¿Quién Puede Matar a un Niño?: Terror en la isla

Poster de ¿Quién Puede Matar a un Niño?

Título original: ¿Quién Puede Matar a un Niño?.
País: España.
Año: 1976.
Director: Narciso Ibáñez Serrador.
Guión: Narciso Ibáñez Serrador.
Reparto: Lewis Fiander, Prunella Ransome, Antonio Iranzo, Luis Ciges, Fabián Conde, Marisa Porcel, Javier de la Cámara, María Druille.
Duración: 112 minutos.

Tom (Lewis Fiander) y Evelyn (Prunella Ransome) son un matrimonio británico que decide pasar quince tranquilos días de vacaciones en la costa española. Llegan al pueblo de Benavis en plenas fiestas por lo que no faltan las multitudes de locales y turistas, los petardos y cohetes y las playas atestadas. Unas playas a las que han llegado un par de cadáveres con signos de violencia.

Protagonistas de ¿Quién Puede Matar a un Niño?
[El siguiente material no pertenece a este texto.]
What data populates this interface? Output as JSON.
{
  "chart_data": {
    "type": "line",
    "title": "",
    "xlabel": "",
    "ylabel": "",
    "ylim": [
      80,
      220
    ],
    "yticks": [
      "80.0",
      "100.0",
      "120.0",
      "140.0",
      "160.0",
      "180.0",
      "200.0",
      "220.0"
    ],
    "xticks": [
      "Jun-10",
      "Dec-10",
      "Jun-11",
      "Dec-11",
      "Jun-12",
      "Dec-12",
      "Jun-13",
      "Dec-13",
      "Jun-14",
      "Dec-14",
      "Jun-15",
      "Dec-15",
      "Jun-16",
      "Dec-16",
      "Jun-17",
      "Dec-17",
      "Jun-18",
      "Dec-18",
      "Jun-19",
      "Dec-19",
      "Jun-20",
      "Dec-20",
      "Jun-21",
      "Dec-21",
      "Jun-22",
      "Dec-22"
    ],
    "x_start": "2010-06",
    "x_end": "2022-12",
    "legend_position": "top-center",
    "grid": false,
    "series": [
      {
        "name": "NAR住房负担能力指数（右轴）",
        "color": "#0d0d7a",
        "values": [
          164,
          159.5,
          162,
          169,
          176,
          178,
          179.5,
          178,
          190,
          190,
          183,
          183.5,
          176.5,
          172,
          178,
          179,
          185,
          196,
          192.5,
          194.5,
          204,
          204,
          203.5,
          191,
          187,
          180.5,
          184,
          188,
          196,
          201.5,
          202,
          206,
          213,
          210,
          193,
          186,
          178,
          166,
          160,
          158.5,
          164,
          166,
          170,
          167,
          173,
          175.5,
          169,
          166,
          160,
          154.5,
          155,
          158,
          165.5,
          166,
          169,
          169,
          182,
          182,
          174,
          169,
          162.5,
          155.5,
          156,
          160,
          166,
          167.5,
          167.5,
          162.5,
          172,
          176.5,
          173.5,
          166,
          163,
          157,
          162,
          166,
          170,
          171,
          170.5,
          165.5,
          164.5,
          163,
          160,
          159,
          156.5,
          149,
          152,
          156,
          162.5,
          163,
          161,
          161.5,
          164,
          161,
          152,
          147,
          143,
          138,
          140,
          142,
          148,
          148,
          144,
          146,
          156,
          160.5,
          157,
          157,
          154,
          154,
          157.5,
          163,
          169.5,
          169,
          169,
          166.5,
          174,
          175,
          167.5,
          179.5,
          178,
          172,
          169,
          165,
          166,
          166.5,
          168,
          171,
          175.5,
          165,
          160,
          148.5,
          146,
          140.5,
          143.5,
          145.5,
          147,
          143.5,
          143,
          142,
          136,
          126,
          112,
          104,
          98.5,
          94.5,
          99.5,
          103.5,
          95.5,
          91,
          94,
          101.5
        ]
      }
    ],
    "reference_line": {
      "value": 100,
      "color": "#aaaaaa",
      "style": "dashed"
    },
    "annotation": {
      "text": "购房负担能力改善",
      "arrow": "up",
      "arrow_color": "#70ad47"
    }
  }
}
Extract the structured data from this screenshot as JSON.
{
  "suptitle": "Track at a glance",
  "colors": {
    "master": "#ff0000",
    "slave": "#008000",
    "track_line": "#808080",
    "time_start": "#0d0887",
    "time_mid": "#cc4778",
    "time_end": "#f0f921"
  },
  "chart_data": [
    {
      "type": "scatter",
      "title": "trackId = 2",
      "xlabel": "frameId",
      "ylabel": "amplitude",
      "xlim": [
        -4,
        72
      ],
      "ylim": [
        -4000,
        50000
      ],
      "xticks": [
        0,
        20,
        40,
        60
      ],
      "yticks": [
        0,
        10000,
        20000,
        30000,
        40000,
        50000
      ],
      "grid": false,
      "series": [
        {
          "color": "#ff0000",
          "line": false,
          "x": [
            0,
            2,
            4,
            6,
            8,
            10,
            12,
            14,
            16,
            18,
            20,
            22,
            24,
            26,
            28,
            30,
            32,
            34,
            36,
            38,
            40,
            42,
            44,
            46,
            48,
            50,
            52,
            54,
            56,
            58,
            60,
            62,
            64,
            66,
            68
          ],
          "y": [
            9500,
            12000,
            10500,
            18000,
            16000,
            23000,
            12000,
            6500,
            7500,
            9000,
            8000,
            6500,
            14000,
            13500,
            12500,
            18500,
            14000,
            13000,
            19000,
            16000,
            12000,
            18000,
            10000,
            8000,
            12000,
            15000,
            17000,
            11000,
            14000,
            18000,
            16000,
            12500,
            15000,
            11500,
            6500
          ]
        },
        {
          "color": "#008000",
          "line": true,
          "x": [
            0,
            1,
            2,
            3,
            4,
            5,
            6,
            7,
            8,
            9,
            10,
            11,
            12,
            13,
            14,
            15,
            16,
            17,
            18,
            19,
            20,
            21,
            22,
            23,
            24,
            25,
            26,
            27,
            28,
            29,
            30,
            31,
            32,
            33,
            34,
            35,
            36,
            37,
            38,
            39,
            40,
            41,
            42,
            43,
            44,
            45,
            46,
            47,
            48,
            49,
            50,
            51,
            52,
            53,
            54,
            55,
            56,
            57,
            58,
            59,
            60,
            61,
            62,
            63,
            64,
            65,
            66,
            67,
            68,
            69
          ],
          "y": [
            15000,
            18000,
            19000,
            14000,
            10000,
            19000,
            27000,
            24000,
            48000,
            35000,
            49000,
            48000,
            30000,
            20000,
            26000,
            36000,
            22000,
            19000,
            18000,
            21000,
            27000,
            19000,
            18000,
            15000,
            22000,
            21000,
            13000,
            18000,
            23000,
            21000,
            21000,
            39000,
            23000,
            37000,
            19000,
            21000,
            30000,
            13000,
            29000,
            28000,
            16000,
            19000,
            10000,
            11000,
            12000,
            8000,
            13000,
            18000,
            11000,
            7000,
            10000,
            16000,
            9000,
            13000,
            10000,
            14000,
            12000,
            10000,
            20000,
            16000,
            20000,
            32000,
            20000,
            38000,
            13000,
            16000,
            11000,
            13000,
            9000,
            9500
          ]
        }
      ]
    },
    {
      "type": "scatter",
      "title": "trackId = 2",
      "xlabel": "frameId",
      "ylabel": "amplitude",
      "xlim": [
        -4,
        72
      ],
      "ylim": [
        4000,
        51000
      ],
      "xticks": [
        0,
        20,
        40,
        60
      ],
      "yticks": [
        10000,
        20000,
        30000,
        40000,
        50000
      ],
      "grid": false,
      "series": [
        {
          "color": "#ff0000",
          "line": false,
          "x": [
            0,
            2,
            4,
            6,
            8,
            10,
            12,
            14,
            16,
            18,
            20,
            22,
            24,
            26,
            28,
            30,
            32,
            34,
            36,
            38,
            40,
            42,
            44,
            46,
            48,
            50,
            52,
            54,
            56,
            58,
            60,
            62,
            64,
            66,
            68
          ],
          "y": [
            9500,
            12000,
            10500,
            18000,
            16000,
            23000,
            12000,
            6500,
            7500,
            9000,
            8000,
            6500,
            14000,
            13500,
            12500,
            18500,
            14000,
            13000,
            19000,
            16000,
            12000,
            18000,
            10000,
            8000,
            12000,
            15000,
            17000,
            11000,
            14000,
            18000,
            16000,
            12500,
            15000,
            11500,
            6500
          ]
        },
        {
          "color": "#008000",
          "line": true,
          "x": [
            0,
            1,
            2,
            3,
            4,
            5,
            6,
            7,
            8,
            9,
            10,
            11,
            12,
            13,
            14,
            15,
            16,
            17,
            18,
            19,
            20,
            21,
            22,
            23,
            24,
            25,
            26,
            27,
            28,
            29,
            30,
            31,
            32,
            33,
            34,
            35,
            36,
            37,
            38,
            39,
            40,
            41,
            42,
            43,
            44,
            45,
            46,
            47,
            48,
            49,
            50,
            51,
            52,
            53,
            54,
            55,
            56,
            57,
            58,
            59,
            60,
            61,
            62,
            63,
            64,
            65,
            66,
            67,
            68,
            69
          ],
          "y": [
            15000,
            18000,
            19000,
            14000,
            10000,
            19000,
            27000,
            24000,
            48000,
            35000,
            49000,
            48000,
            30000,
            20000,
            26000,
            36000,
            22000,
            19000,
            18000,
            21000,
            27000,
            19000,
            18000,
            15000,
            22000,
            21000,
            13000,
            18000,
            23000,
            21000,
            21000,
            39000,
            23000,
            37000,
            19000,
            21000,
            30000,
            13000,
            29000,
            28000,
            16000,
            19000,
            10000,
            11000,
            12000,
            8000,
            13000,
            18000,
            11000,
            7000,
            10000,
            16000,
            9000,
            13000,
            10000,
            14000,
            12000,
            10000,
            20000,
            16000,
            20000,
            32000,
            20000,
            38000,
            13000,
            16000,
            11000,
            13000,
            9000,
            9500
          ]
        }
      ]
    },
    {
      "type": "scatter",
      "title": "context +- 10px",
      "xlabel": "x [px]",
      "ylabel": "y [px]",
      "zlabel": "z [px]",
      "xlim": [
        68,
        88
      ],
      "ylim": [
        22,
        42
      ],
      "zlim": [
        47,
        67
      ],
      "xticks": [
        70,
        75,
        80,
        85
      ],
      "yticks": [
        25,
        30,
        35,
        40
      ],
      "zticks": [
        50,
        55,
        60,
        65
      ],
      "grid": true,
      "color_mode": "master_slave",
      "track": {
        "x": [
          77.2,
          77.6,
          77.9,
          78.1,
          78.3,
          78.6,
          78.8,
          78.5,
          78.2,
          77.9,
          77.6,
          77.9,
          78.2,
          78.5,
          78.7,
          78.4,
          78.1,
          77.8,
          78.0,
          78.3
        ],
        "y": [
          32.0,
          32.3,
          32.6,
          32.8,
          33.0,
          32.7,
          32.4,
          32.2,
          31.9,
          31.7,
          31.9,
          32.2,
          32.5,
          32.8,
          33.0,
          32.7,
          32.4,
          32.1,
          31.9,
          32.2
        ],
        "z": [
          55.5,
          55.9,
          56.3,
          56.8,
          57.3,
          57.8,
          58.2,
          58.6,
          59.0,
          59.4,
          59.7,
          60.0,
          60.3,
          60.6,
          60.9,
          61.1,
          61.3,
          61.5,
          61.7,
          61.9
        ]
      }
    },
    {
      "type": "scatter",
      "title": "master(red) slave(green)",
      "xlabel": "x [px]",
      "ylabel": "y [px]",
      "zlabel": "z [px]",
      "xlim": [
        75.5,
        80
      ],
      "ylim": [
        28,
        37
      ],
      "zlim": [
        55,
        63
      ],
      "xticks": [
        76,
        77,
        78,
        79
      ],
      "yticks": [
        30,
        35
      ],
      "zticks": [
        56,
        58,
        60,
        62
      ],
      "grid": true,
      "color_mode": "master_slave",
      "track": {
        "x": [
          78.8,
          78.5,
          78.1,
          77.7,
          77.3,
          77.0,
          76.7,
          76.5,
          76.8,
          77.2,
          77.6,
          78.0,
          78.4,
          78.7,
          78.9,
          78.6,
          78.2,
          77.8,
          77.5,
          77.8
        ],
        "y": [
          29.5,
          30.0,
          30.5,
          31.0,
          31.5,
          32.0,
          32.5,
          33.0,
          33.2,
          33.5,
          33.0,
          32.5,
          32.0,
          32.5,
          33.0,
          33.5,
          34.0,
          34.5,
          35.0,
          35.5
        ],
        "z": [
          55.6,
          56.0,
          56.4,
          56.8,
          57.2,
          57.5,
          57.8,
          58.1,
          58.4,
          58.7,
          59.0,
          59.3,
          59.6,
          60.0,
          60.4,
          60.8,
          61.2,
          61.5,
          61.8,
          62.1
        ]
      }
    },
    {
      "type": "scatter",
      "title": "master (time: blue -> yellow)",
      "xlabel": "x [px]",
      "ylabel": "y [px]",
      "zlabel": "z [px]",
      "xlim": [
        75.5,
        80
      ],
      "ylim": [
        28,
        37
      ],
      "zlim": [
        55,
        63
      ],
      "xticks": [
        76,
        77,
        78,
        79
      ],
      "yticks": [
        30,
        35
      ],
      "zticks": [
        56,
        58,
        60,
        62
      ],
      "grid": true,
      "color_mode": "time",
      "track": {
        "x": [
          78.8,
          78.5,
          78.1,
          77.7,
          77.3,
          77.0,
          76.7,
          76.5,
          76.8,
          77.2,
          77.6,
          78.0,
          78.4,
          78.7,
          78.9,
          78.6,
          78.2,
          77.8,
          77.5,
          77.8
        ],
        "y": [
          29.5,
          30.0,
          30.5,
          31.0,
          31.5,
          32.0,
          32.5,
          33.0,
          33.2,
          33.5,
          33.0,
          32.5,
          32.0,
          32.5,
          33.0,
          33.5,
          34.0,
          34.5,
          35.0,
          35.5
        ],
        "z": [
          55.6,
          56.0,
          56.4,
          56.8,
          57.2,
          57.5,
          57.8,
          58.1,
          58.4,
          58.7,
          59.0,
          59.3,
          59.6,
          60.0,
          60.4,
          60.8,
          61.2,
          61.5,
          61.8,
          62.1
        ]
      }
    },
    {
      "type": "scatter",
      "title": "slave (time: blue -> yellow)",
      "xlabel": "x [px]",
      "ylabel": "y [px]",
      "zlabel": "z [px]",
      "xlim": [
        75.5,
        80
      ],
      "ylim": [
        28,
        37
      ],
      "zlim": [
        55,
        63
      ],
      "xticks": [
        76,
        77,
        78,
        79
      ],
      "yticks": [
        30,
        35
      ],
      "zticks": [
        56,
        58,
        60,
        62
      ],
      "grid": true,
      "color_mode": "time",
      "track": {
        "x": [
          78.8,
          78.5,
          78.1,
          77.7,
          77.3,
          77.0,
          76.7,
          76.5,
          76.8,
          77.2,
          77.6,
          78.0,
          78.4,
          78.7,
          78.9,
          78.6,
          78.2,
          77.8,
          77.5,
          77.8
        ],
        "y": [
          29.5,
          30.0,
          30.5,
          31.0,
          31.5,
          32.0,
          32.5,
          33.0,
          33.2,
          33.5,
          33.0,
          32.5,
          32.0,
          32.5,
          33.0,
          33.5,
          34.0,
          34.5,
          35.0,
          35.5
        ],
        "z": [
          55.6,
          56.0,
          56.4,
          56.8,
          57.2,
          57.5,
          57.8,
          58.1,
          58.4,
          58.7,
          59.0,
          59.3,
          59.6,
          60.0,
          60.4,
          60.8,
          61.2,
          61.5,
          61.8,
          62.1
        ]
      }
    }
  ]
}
Como hace once años que estuvo y le gustó, Tom propone a su esposa ir a la isla de Almánzora, a cuatro horas en bote de motor, un remoto lugar al que el cartero llega de vez en cuando en bote para entregar la correspondencia. Al llegar a la isla, les reciben unos niños que están en el muelle porque enseguida se extrañan de que no haya nadie en el lugar: ni en el bar, ni en la tienda, ni en el hotel. Solo ven unos cuantos niños.

Tom empieza a percatarse de que algo falla con los infantes cuando una niña mata a un hombre a palos y horrorizado ve cómo una jauría menor de edad juega con el cadáver. Como Evelyn está embarazada de seis meses, quiere que se mantenga tranquila y la engaña con lo que descubre, hasta que un superviviente le cuenta a Tom lo que sucedió de repente y Evelyn abre los ojos de lo que hay a su alrededor.

A partir de ahí, ambos tratarán de mantenerse a salvo pero la pregunta del título del largometraje hará que su defensa no sea fácil.

Fotograma de ¿Quién Puede Matar a un Niño?

“¿Quién Puede Matar a un Niño?”, basada en la novela “El Juego de los Niños” de Juan José Plans, es una película de terror que empieza con imágenes terroríficas, las del sufrimiento infantil en conflictos bélicos como la Segunda Guerra Mundial, la Guerra de Vietnam, la de Corea o la de parte de África. Las imágenes del No-Do (noticiario español de la época franquista) bajan el alma a los pies y sirven de contraste con lo que se ve a continución. Ellas dan paso a la historia, que presenta dos escenarios totalmente opuestos: el abarrotado pueblo frente a la vacía isla.

La película se toma su tiempo con la introducción, que nos pone en situación de inmediato presentándonos a los dos personajes principales, con los que deberíamos sufrir. Y digo deberíamos porque, para mí, la película falla en meternos de lleno en la historia ya que no crea la sensación de claustrofobia que debería dado a lo que se enfrentan los protagonistas.

Niños de ¿Quién Puede Matar a un Niño?

Parte de esa falta de tensión sale de la luminosidad del filme ya que, básicamente, transcurre de día. No hay explicación para lo que sucede, algo extraño y punto, y es bastante incongruente que nadie intente huir a las primeras de cambio, y aún más que lo que sucede en ese final abierto no pasara antes. Le veo más fallos que virtudes a “¿Quién Puede Matar a un Niño?” pero la premisa no es nada mala.